Airline execs say soaring airfares could be here to stay, even if oil prices drop

TORONTO — With airfares hitting new heights in the wake of higher oil prices, top execs from several U.S. carriers aren’t anticipating a quick descent – even if oil prices drop back to normal levels.

During United Airlines’ Q1 earnings call, UA’s EVP and Chief Commercial Officer, Andrew Nocella, said, “the longer consumers pay these prices and airlines get used to this revenue stream, the more likely it is to stick,” according to coverage in the National Post.

UA’s EVP and CFO, Michael Leskinen, added: “we believe we have the ability to pass on the increase in fuel in large part to our brand loyal customers, continued demand strength and preference to fly United even at higher fares.”

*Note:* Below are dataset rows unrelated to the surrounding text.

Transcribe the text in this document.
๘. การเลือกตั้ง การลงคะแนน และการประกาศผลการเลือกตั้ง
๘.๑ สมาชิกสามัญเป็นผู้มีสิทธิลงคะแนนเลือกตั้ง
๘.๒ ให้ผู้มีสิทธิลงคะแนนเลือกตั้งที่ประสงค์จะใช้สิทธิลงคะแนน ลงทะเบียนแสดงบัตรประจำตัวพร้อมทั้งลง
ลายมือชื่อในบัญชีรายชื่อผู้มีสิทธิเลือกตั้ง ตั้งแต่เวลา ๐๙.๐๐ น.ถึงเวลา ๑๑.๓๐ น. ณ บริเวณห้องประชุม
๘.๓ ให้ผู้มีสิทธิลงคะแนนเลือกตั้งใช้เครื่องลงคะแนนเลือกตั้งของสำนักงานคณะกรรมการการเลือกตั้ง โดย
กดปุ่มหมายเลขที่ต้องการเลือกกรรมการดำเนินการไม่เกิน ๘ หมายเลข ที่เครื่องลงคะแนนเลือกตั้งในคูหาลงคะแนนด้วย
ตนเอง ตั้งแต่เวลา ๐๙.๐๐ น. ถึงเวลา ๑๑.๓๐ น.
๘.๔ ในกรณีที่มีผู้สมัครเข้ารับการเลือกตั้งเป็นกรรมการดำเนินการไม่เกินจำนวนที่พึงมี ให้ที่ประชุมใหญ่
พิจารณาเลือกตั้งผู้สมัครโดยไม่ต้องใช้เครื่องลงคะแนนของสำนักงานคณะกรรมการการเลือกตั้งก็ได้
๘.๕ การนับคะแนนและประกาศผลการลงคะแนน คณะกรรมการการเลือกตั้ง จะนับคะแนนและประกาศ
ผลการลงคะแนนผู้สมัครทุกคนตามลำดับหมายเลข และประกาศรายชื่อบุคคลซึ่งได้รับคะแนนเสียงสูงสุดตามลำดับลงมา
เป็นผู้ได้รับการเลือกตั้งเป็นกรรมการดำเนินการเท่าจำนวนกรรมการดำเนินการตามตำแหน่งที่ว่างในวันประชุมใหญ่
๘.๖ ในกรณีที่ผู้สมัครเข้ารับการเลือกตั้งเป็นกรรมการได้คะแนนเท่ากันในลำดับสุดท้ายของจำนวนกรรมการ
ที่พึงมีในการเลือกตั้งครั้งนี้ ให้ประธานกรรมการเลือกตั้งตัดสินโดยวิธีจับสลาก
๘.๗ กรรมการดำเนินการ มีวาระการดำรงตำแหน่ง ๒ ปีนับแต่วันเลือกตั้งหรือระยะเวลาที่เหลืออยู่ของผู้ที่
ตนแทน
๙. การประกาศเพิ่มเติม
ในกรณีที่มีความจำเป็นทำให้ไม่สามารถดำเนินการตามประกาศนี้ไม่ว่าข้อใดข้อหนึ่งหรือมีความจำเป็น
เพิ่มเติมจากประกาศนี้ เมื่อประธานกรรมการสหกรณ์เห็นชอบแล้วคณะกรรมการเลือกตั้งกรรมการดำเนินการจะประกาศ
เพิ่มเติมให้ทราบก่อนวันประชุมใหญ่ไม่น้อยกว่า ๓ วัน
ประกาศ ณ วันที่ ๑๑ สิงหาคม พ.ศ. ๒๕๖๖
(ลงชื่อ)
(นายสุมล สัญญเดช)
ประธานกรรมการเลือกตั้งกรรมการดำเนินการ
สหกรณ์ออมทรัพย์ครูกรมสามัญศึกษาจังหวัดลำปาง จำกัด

United’s CEO, Scott Kirby, said airfares could increase by 15-20% to mitigate increased jet fuel costs, but acknowledged that higher airfares could ultimately dampen demand as well.

On American Airlines’ Q1 earnings call, CEO Robert Isom, noting the US$400 million increase in fuel expense for Q1, said “moving forward we’re working to take the appropriate actions to drive revenue to offset the increases in fuel costs.” The company is expecting 15% growth in Q2.

Earlier this month Delta Air Lines’ CEO Ed Bastian said Delta would “retain any of the pricing strength” even if there was a drop in fuel costs.

Jet fuel costs have doubled since the end of February, according to some estimates.

Air Canada told the National Post in part: “We are not able for competitive and other reasons to say what the future direction of airfares will be.” Air Transat, noting the jet fuel supply chain’s volatile run, said it continues to monitor the situation, adding “the changes we have made in recent weeks, whether in terms of fuel surcharges or adjustments to our program, are intended to help offset increased operating costs while maintaining reliable service for customers.”